Op zoek naar antwoorden over de behandeling van haar zoon en zijn dood op 1 september 2007 raakte ze haar woorden kwijt: beeldend kunstenaar Marian van Unen. Pas na een interview over haar situatie, veertien jaar later in het dagblad Trouw, kreeg ze weer ruimte in haar hart en hoofd.
Het resultaat is een diepgaande expositie in het Hannemahuis in Harlingen.
Zoon William was 34 jaar toen hij overleed. Er was al een jarenlange zwerftocht in de psychiatrie aan voorafgegaan. Steeds kreeg hij andere diagnoses en medicatie en raakte hij van psychose in psychose.
Ondertussen verloor William zichzelf steeds meer. Hij kwam op straat terecht, ging van opname naar opname en raakte ook steeds meer van zijn moeder vervreemd. Ze heeft amper contact en krijgt ook geen antwoorden van de behandelaars van de instellingen.
‘Overleden door het systeem’
Uiteindelijk overlijdt William, een dag nadat hij niet kon worden opgenomen, terwijl dat volgens zijn moeder wel nodig was. Ze vindt dat William door het systeem in de psychiatrie is overleden.

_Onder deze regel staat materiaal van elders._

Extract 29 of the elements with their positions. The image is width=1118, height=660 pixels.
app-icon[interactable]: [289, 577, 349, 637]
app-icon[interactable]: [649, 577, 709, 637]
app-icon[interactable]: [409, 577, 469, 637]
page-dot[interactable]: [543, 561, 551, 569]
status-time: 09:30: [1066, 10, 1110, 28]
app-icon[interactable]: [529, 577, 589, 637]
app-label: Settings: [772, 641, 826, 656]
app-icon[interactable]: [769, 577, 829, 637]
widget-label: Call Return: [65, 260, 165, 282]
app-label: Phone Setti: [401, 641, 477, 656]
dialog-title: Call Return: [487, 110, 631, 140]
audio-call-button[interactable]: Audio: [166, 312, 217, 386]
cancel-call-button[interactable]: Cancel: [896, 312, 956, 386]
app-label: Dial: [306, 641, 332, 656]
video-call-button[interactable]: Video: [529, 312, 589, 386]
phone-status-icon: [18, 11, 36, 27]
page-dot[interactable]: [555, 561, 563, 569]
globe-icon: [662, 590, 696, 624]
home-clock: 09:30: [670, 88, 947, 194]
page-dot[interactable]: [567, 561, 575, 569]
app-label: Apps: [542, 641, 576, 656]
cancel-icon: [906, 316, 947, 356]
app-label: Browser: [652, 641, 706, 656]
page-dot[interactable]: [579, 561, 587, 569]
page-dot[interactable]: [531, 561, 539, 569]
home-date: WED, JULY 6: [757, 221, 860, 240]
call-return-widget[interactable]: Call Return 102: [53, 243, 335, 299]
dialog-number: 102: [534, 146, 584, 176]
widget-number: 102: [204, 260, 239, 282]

In haar zoektocht raakte ze zichzelf helemaal kwijt. Ze kreeg maar geen antwoord op waar haar zoon nu precies voor werd behandeld. “Het systeem is zo destructief, dat dat uiteindelijk tot de omstandigheden van zijn dood hebben geleid”, vertelt Marian van Unen.

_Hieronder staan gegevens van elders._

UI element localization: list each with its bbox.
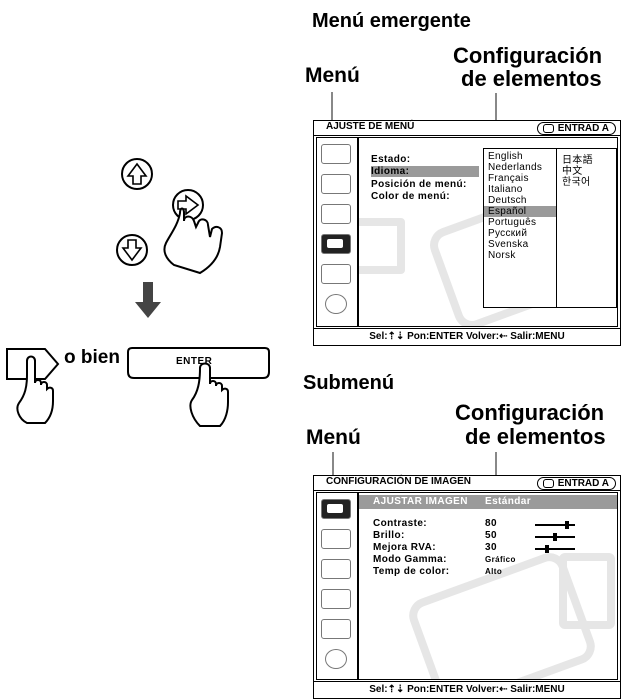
language-option[interactable]: Norsk [488, 250, 516, 261]
information-menu-icon[interactable] [325, 294, 347, 314]
bottom-menu-hint-bar: Sel:⇡⇣ Pon:ENTER Volver:⇠ Salir:MENU [314, 681, 620, 698]
top-menu-hint-bar: Sel:⇡⇣ Pon:ENTER Volver:⇠ Salir:MENU [314, 328, 620, 345]
language-divider [556, 149, 557, 307]
menu-label-bottom: Menú [306, 426, 361, 449]
leader-config-bottom [495, 452, 497, 475]
bottom-menu-title-bar: CONFIGURACIÓN DE IMAGEN ENTRAD A [314, 476, 620, 491]
menu-item-idioma[interactable]: Idioma: [371, 166, 479, 177]
setting-label[interactable]: Contraste: [373, 518, 427, 529]
top-menu-sidebar [316, 137, 358, 327]
menu-item-color[interactable]: Color de menú: [371, 191, 450, 202]
language-option[interactable]: Deutsch [488, 195, 527, 206]
bottom-menu-panel: CONFIGURACIÓN DE IMAGEN ENTRAD A AJUSTAR… [313, 475, 621, 699]
menu-item-posicion[interactable]: Posición de menú: [371, 179, 467, 190]
language-option[interactable]: Italiano [488, 184, 523, 195]
down-arrow-icon [135, 282, 161, 318]
menu-settings-icon[interactable] [321, 589, 351, 609]
right-arrow-button[interactable] [5, 347, 60, 424]
setting-label[interactable]: Modo Gamma: [373, 554, 447, 565]
config-label-bottom-1: Configuración [455, 400, 605, 425]
language-option[interactable]: 한국어 [562, 173, 591, 188]
popup-heading: Menú emergente [312, 10, 471, 32]
bottom-menu-sidebar [316, 492, 358, 680]
input-menu-icon[interactable] [321, 529, 351, 549]
submenu-heading: Submenú [303, 372, 395, 394]
installation-menu-icon[interactable] [321, 264, 351, 284]
language-popup: English Nederlands Français Italiano Deu… [483, 148, 617, 308]
setting-level-bar [535, 545, 575, 553]
input-icon [542, 124, 554, 133]
setting-value: Alto [485, 567, 503, 576]
setting-value: Gráfico [485, 555, 516, 564]
top-menu-panel: AJUSTE DE MENÚ ENTRAD A Estado: Idioma: … [313, 120, 621, 346]
top-menu-content: Estado: Idioma: Posición de menú: Color … [358, 137, 618, 327]
information-menu-icon[interactable] [325, 649, 347, 669]
language-option[interactable]: Русский [488, 228, 527, 239]
setting-level-bar [535, 533, 575, 541]
enter-button-label: ENTER [176, 356, 213, 367]
language-option[interactable]: Português [488, 217, 536, 228]
adjust-picture-label[interactable]: AJUSTAR IMAGEN [373, 496, 468, 507]
config-label-top-1: Configuración [453, 43, 603, 68]
input-icon [542, 479, 554, 488]
picture-menu-icon[interactable] [321, 144, 351, 164]
input-menu-icon[interactable] [321, 174, 351, 194]
background-watermark-2 [359, 218, 405, 274]
setting-label[interactable]: Mejora RVA: [373, 542, 436, 553]
or-text: o bien [64, 347, 120, 368]
bottom-menu-content: AJUSTAR IMAGEN Estándar Contraste: 80 Br… [358, 492, 618, 680]
bottom-menu-title: CONFIGURACIÓN DE IMAGEN [326, 476, 471, 487]
menu-settings-icon[interactable] [321, 234, 351, 254]
language-option[interactable]: Svenska [488, 239, 528, 250]
adjust-picture-value[interactable]: Estándar [485, 496, 531, 507]
setup-menu-icon[interactable] [321, 204, 351, 224]
picture-menu-icon[interactable] [321, 499, 351, 519]
setting-level-bar [535, 521, 575, 529]
language-option[interactable]: Nederlands [488, 162, 542, 173]
config-label-bottom-2: de elementos [465, 424, 606, 449]
setting-value: 30 [485, 542, 497, 553]
top-input-indicator: ENTRAD A [536, 122, 616, 135]
language-option-selected[interactable]: Español [484, 206, 556, 217]
setting-value: 50 [485, 530, 497, 541]
menu-label-top: Menú [305, 64, 360, 87]
background-watermark-2 [559, 553, 615, 629]
top-menu-title-bar: AJUSTE DE MENÚ ENTRAD A [314, 121, 620, 136]
setting-label[interactable]: Brillo: [373, 530, 405, 541]
setup-menu-icon[interactable] [321, 559, 351, 579]
language-option[interactable]: English [488, 151, 523, 162]
setting-value: 80 [485, 518, 497, 529]
enter-button[interactable]: ENTER [126, 346, 271, 427]
arrow-buttons-illustration [116, 158, 224, 275]
installation-menu-icon[interactable] [321, 619, 351, 639]
language-option[interactable]: Français [488, 173, 529, 184]
menu-item-estado[interactable]: Estado: [371, 154, 410, 165]
setting-label[interactable]: Temp de color: [373, 566, 450, 577]
bottom-input-indicator: ENTRAD A [536, 477, 616, 490]
top-menu-title: AJUSTE DE MENÚ [326, 121, 415, 132]
config-label-top-2: de elementos [461, 66, 602, 91]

“Geef mij woorden, geef mij taal, geef mijn woede een verhaal.” Dat zijn de woorden die de expositie introduceren. “Ik had geen woorden meer voor wat mij was overkomen. Ik wilde dat in beelden uitdrukken.”
Schilderen
Dat ze dat uiteindelijk kon, kwam door een interview met een wetenschapsjournalist. In het dagblad Trouw kwam in 2021 een artikel over haar strijd met de GGZ. Daardoor kreeg ze de bevestiging dat haar verhaal er toe doet. Ze kreeg daardoor weer gevoel en kon haar kinderen weer dichter bij zich krijgen en zich met haar verbinden.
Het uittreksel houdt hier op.